Guest Article: To Address the World’s Most Urgent Challenges, Look to the Ocean | SDG Knowledge Hub


By Jonas Gahr Støre, Surangel S. Whipps, Jr. and Justin Trudeau

This week, against a backdrop of conflict, the global energy crisis, the ongoing COVID-19 pandemic and the impact of climate change, world leaders gathered for the 77th United Nations General Assembly (UNGA). But there is hope. Our message is clear: the ocean is an underappreciated solution to many of the critical problems facing people and the planet. From tackling hunger to poverty to climate change, the ocean is on our side as we, along with our fellow leaders, act urgently to protect and sustainably manage this vital resource.

In particular, one of the most pressing issues at the UN General Assembly is how countries can get the SDGs back on track after conflict and COVID-19 have jeopardized hard-won gains and extreme weather events caused by climate change are having increasingly devastating impacts on communities to have. The 17 interlinked SDGs are the UN’s shared blueprint for working towards peace and prosperity by 2030, and ocean solutions can help achieve them. However, SDG 14 – the ocean goal – remains the least funded SDG to date.
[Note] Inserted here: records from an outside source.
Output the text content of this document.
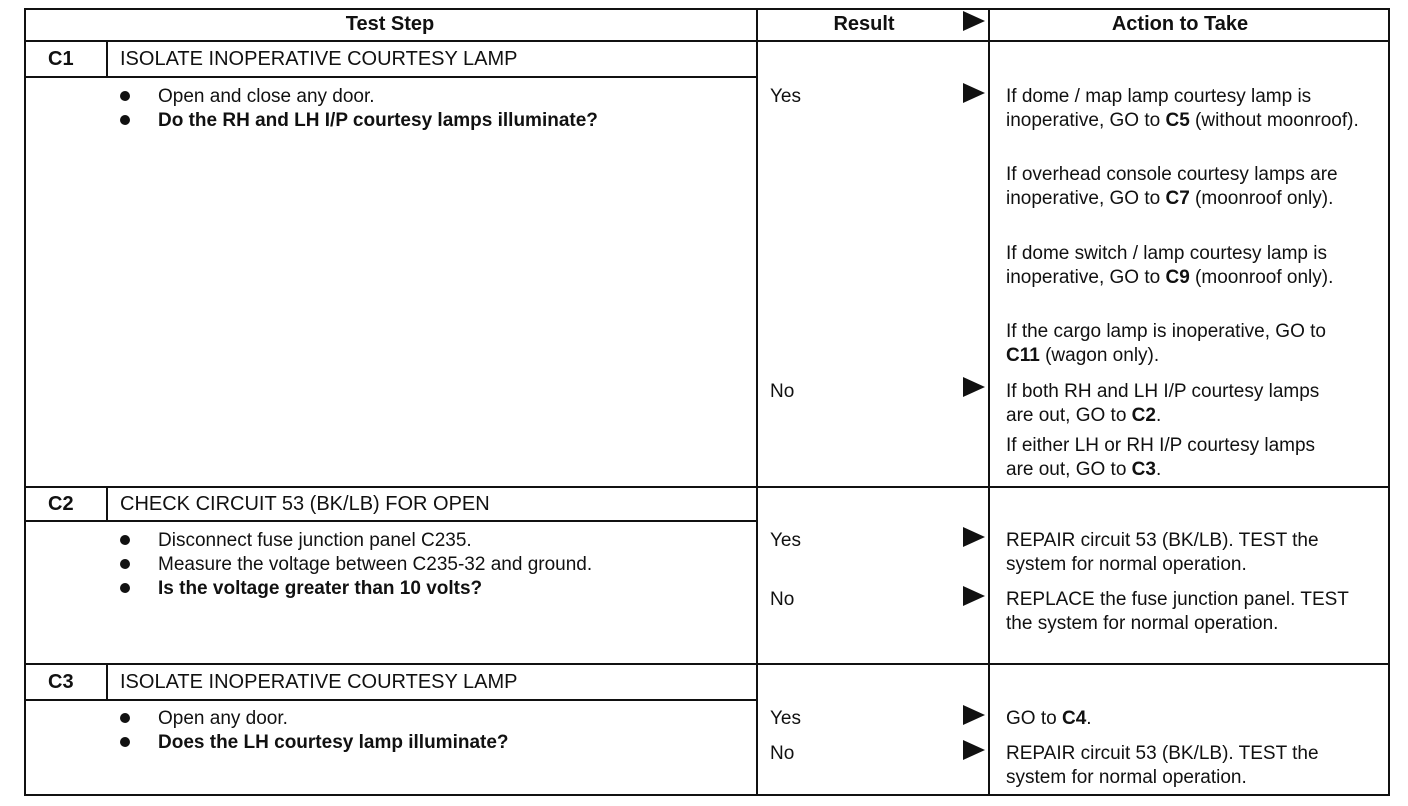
Test Step	Result	Action to Take
C1 ISOLATE INOPERATIVE COURTESY LAMP
Open and close any door.
Do the RH and LH I/P courtesy lamps illuminate?
Yes	If dome / map lamp courtesy lamp is inoperative, GO to C5 (without moonroof).
If overhead console courtesy lamps are inoperative, GO to C7 (moonroof only).
If dome switch / lamp courtesy lamp is inoperative, GO to C9 (moonroof only).
If the cargo lamp is inoperative, GO to C11 (wagon only).
No	If both RH and LH I/P courtesy lamps are out, GO to C2.
If either LH or RH I/P courtesy lamps are out, GO to C3.
C2 CHECK CIRCUIT 53 (BK/LB) FOR OPEN
Disconnect fuse junction panel C235.
Measure the voltage between C235-32 and ground.
Is the voltage greater than 10 volts?
Yes	REPAIR circuit 53 (BK/LB). TEST the system for normal operation.
No	REPLACE the fuse junction panel. TEST the system for normal operation.
C3 ISOLATE INOPERATIVE COURTESY LAMP
Open any door.
Does the LH courtesy lamp illuminate?
Yes	GO to C4.
No	REPAIR circuit 53 (BK/LB). TEST the system for normal operation.
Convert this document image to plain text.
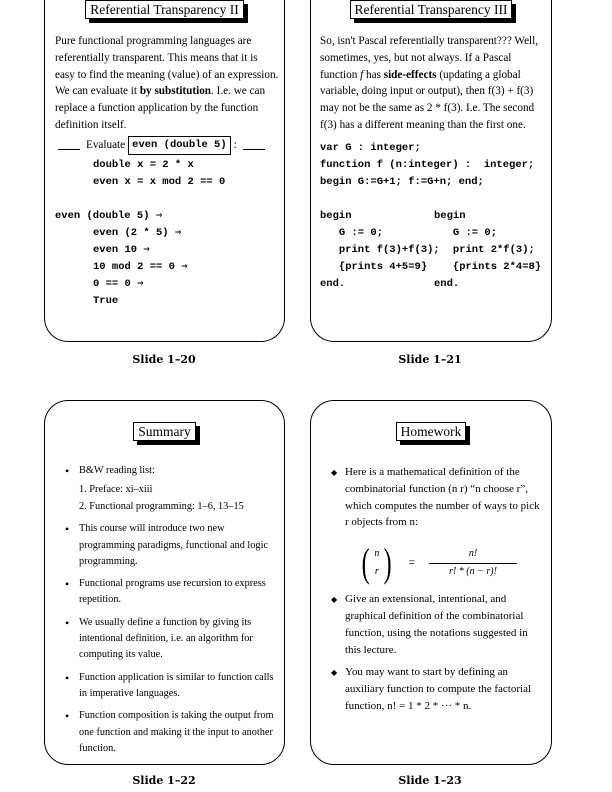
Referential Transparency II

Pure functional programming languages are referentially transparent. This means that it is easy to find the meaning (value) of an expression. We can evaluate it by substitution. I.e. we can replace a function application by the function definition itself.

Evaluate even (double 5) :
double x = 2 * x
even x = x mod 2 == 0
even (double 5) ⇒
even (2 * 5) ⇒
even 10 ⇒
10 mod 2 == 0 ⇒
0 == 0 ⇒
True
Slide 1–20
Referential Transparency III

So, isn't Pascal referentially transparent??? Well, sometimes, yes, but not always. If a Pascal function f has side-effects (updating a global variable, doing input or output), then f(3) + f(3) may not be the same as 2 * f(3). I.e. The second f(3) has a different meaning than the first one.

var G : integer;
function f (n:integer) :  integer;
begin G:=G+1; f:=G+n; end;
begin
G := 0;
print f(3)+f(3);
{prints 4+5=9}
end.
begin
G := 0;
print 2*f(3);
{prints 2*4=8}
end.
Slide 1–21
Summary
• B&W reading list:
1. Preface: xi–xiii
2. Functional programming: 1–6, 13–15
• This course will introduce two new programming paradigms, functional and logic programming.
• Functional programs use recursion to express repetition.
• We usually define a function by giving its intentional definition, i.e. an algorithm for computing its value.
• Function application is similar to function calls in imperative languages.
• Function composition is taking the output from one function and making it the input to another function.
Slide 1–22
Homework
◆ Here is a mathematical definition of the combinatorial function (n r) “n choose r”, which computes the number of ways to pick r objects from n:
( n
r ) = $\frac{n!}{r! * (n - r)!}$
◆ Give an extensional, intentional, and graphical definition of the combinatorial function, using the notations suggested in this lecture.
◆ You may want to start by defining an auxiliary function to compute the factorial function, n! = 1 * 2 * ··· * n.
Slide 1–23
Over 3 billion people depend on ocean proteins, offshore wind energy is becoming more widely available, and projections show that the transition to a sustainable ocean economy can offer huge opportunities, with every US$ invested in marine conservation saving at least US$5 dollars in global benefits. Ocean solutions can also help tackle the climate crisis and put countries on the path to a 1.5°C future.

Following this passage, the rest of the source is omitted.